The India Gate (formerly known as the All India War Memorial) is a war memorial located near the Rajpath on the eastern edge of the "ceremonial axis" of New Delhi, formerly called duty path. It stands as a memorial to 84,000 soldiers of the British Indian Army who died between 1914 and 1921 in the First World War, in France, Flanders, Mesopotamia, Persia, East Africa, Gallipoli and elsewhere in the Near and the Far East, and the Third Anglo-Afghan War. 13,300 servicemen's names, including some soldiers and officers from the United Kingdom, are inscribed on the gate. Designed by Sir Edwin Lutyens, the gate evokes the architectural style of the memorial arch such as the Arch of Constantine, in Rome, and is often compared to the Arc de Triomphe in Paris, and the Gateway of India in Mumbai.

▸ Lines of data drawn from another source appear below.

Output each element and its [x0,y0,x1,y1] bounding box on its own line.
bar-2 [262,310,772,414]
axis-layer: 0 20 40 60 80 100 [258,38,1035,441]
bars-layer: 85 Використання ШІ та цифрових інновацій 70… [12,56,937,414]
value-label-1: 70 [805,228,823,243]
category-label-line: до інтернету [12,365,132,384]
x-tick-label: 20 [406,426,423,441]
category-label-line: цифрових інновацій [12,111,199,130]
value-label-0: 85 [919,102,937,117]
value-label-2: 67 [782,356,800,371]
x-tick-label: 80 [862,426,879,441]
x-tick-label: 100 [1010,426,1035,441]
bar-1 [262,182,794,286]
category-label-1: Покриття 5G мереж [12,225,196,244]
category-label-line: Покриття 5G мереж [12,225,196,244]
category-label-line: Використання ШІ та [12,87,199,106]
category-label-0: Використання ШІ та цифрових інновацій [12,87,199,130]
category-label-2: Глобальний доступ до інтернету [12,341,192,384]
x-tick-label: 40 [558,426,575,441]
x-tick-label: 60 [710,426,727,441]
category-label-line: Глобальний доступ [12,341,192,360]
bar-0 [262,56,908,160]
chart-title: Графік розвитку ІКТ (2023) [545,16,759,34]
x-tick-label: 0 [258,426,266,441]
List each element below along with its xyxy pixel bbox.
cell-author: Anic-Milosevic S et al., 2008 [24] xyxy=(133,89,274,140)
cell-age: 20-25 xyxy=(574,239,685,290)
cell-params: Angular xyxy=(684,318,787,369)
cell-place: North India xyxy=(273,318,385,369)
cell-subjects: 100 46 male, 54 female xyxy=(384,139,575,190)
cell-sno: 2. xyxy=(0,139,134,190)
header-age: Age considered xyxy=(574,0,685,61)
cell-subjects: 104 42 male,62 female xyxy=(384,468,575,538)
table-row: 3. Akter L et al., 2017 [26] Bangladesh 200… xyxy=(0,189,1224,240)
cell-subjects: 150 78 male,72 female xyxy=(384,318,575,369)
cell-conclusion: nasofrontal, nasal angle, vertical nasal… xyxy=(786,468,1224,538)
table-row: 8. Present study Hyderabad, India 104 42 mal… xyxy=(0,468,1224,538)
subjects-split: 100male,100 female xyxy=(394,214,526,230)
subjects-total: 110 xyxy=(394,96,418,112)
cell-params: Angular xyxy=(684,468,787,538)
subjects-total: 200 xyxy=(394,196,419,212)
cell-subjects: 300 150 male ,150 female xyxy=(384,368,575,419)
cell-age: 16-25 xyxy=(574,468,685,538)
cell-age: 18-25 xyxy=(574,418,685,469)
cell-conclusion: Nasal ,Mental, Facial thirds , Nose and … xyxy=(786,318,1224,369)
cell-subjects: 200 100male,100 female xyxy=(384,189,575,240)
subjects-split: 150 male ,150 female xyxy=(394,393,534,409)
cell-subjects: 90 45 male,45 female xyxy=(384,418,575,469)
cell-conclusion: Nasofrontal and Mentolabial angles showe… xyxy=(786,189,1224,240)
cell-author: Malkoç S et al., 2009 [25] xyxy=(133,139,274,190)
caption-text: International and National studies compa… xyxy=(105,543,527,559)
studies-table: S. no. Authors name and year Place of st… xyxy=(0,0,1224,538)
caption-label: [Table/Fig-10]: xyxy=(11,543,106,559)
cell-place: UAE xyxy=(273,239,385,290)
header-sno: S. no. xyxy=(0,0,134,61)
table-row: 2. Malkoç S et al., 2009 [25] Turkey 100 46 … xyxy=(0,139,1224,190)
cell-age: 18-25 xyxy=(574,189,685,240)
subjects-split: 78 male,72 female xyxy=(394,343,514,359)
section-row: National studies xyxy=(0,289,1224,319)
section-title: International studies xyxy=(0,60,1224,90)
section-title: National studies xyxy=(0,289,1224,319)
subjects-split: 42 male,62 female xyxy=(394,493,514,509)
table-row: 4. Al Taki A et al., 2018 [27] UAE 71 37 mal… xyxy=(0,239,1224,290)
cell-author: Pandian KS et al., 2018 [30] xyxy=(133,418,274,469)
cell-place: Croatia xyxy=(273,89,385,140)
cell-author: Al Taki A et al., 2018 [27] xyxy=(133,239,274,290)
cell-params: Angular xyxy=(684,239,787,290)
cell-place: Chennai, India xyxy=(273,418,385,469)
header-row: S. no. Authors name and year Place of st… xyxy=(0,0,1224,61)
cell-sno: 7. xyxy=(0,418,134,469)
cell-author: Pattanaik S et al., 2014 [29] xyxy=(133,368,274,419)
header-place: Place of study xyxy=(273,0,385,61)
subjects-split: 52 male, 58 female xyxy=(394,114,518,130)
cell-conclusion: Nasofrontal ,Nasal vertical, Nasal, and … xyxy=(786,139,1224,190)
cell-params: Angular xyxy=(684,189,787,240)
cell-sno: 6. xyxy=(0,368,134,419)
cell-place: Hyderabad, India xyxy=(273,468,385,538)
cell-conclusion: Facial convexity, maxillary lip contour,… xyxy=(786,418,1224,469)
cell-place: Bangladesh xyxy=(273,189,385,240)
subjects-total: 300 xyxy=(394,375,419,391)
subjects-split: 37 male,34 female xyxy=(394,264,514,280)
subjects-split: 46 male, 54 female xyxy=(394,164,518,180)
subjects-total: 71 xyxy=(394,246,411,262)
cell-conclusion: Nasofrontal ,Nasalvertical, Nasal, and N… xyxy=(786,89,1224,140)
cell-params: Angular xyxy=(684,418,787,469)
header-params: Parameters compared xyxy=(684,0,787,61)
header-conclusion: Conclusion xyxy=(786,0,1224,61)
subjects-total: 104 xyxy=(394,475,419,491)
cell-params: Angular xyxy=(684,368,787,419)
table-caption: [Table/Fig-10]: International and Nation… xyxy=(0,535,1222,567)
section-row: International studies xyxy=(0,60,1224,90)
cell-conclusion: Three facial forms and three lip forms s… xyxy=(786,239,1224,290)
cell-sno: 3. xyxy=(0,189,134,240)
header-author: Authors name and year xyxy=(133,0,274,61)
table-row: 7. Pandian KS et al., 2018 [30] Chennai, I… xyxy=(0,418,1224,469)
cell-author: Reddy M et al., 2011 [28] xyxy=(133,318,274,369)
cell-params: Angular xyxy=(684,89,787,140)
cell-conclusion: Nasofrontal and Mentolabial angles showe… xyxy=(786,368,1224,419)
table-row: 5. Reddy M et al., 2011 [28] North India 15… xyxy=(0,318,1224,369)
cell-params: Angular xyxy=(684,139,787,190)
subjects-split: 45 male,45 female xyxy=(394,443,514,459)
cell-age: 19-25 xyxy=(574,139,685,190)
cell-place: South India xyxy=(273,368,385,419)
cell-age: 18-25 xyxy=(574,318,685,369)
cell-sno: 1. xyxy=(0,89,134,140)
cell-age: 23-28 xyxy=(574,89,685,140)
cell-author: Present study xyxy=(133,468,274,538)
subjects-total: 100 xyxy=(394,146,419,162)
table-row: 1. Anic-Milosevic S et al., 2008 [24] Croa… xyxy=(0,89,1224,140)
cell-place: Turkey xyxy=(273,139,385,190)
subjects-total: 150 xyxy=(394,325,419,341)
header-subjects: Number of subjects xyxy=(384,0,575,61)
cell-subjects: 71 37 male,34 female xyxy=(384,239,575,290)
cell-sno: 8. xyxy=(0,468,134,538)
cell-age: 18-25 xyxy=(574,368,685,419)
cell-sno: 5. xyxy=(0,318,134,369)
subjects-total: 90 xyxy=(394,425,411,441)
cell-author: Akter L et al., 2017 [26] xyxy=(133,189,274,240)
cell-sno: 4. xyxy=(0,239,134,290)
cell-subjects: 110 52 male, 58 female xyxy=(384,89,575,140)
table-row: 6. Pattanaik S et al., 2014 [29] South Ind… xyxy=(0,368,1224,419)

|For the dead of the Indian Armies who fell during World War 1 and the Third Afghan War|
|Established||10 February 1921|
|Unveiled||12 February 1931|
|Designed by||Sir Edwin Lutyens|
Following the Bangladesh Liberation war in 1972, a structure consisting of a black marble plinth with a reversed rifle, capped by a war helmet and bounded by four eternal flames, was built beneath the archway. This structure, called Amar Jawan Jyoti (Flame of the Immortal Soldier), has since 1971 served as India's tomb of the unknown soldier. India Gate is counted amongst the largest war memorials in India and every Republic Day, the Prime Minister visits the gate to pay their tributes to the Amar Jawan Jyoti, following which the Republic Day parade starts. India Gate is often a location for civil society protests.